Additionally, there would be jostling over which event would get top billing on the network’s main channel. Tennis Australia would demand that the Australian Open gets top treatment because tennis isn’t on Aussie TV for very long each year.

Tennis is much better suited at Seven. Then again, with the BBL at Ten and test cricket wrapping up in very early January, Nine isn’t doing anything that time of year.

Transpacific Industries

Transpacific Industries has flagged possible asset sales or even closure of underperforming operations after revealing an earnings downgrade and the departure of its CEO.

The operators of Cleanaway rubbish collection and recycling kept things vague in regards to what assets will be offloaded, so it’s difficult to speculate on what opportunities could be out there for suitors.

But it does mark an unfortunate negative turn of luck for Transpacific, which was just starting to find its feet.

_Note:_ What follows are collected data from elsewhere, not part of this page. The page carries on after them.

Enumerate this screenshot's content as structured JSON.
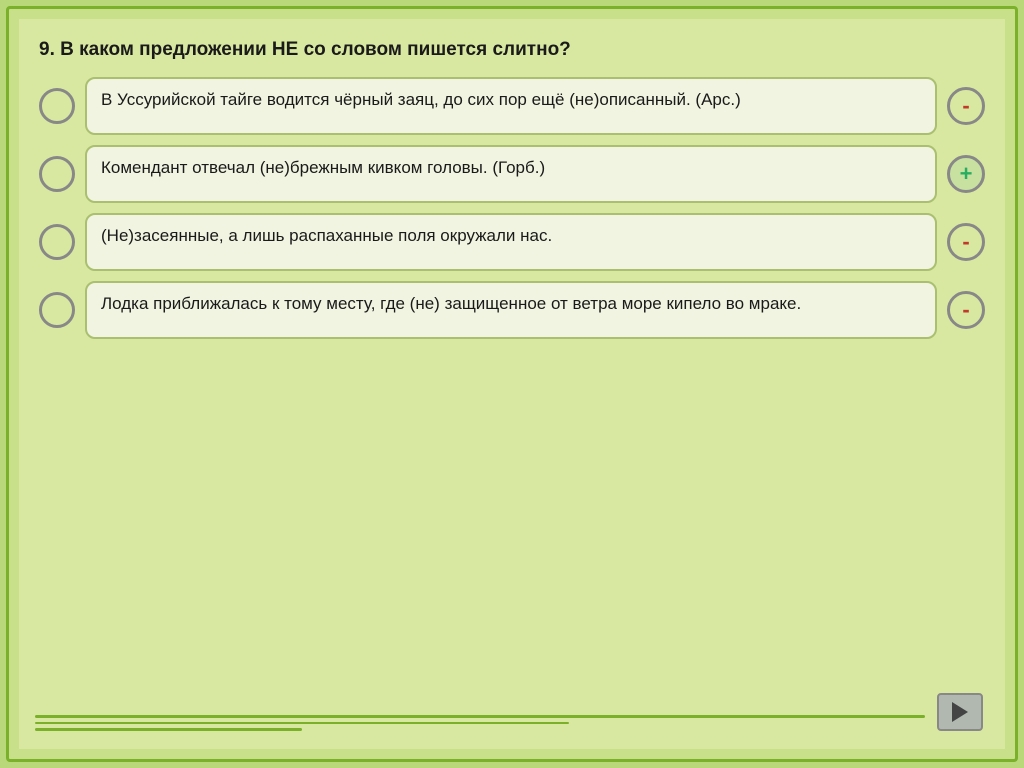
{
  "question": "9.  В  каком  предложении  НЕ  со  словом  пишется  слитно?",
  "answers": [
    {
      "id": 1,
      "text": "В Уссурийской тайге водится чёрный заяц, до сих пор ещё (не)описанный. (Арс.)",
      "sign": "-",
      "sign_type": "minus"
    },
    {
      "id": 2,
      "text": "Комендант отвечал (не)брежным кивком головы. (Горб.)",
      "sign": "+",
      "sign_type": "plus"
    },
    {
      "id": 3,
      "text": "(Не)засеянные,  а  лишь  распаханные  поля окружали нас.",
      "sign": "-",
      "sign_type": "minus"
    },
    {
      "id": 4,
      "text": "Лодка  приближалась  к  тому  месту,  где  (не) защищенное от ветра море кипело во мраке.",
      "sign": "-",
      "sign_type": "minus"
    }
  ]
}
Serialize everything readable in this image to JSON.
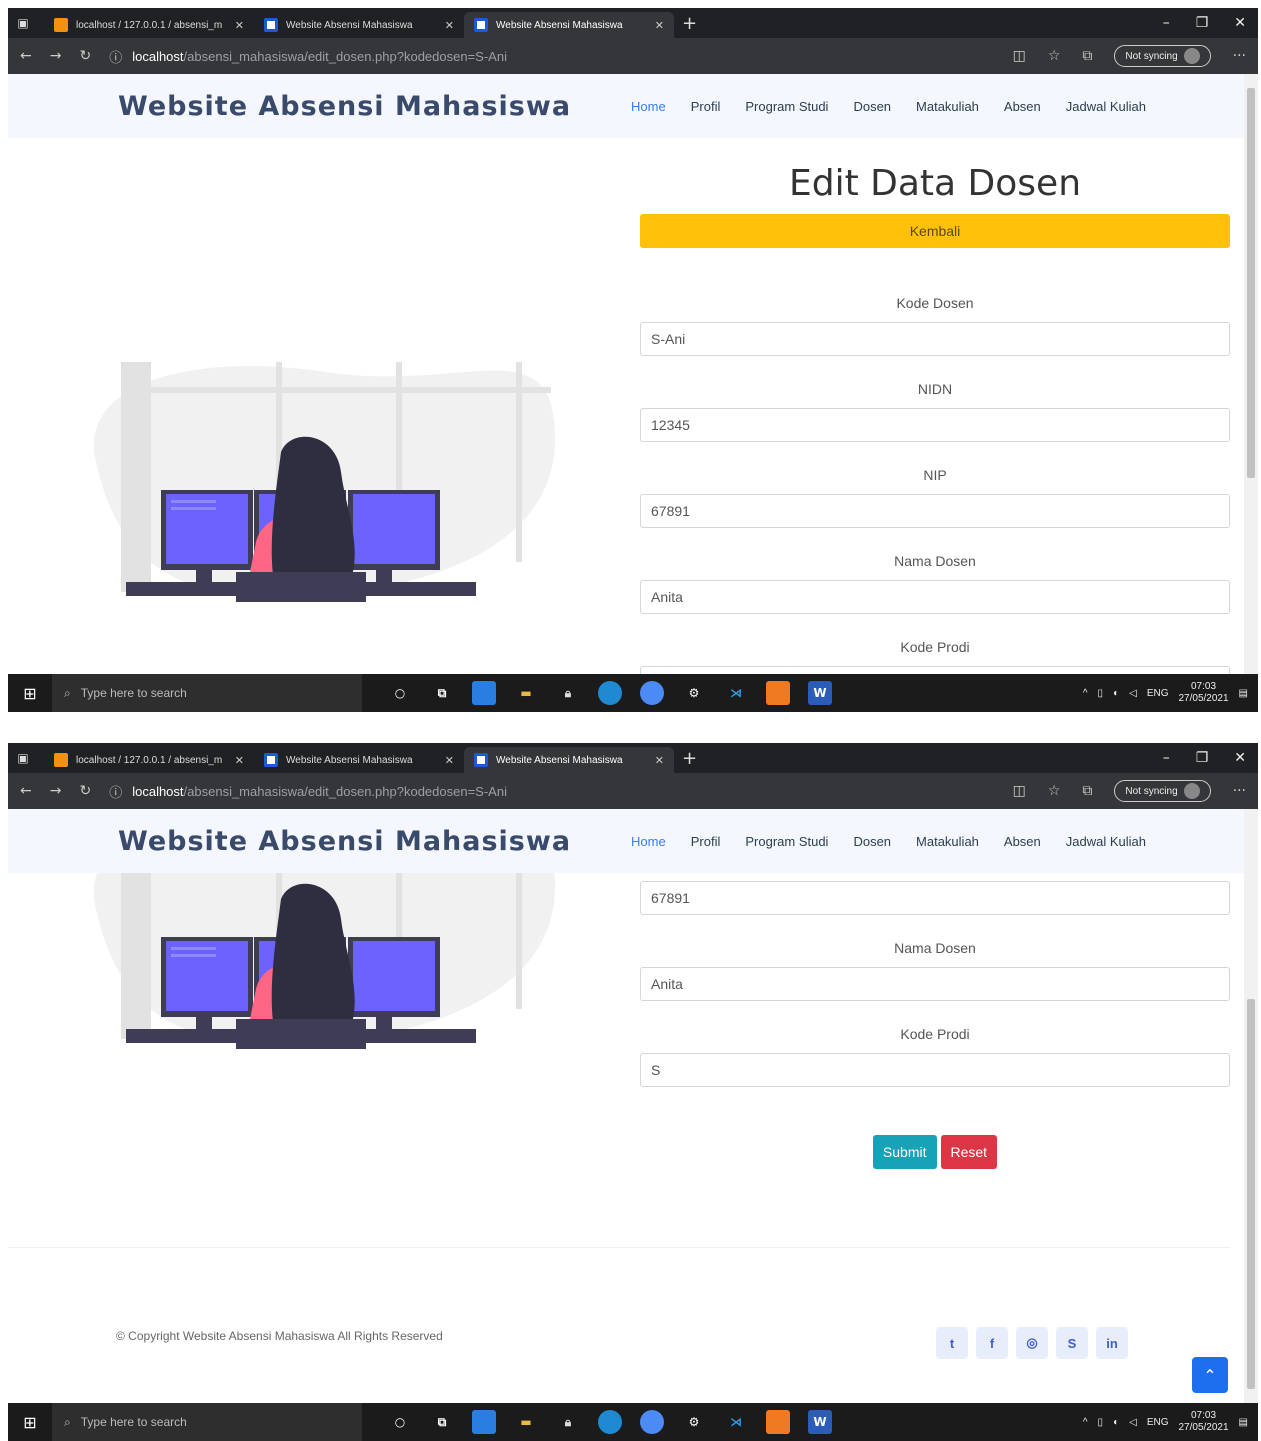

Chief executive Kevin Campbell is leaving the company after forecasting yearly earnings of $415 million, well short of the $440.2 million posted last year. Brokers had been expecting underlying profits to come in at around $74 million, but Transpacific is expecting something between $60 million and $74 million.

Campbell’s family lives in Melbourne and Transpacific’s base in Queensland was a bit of a stretch, which is understandable.

But the stock dived 12 per cent yesterday and shareholders re-evaluated Transpacific’s immediate future.

Company founder Terry Peabody sold his remaining 11 per cent stake in Transpacific in early March when the stock was 17 per cent higher than yesterday’s closing price.

The ructions between Transpacfic and Peabody were seen as less consequential with the share price having rallied 40 per cent in the previous four and a half months.

Now it appears Transpacific’s lucky streak has well and truly come to an end.

Wrapping up

The advisers to Mirvac Property Group are believed to have taken another look at a merger proposal for Australand Property Group, according to The Australian Financial Review.

The news comes after Australand’s primary suitor GPT Group pulled its tilt at the company’s commercial and industrial business.

Australand’s majority shareholder Capitaland, of Singapore, still wants to get out and a merger proposal would be pretty difficult.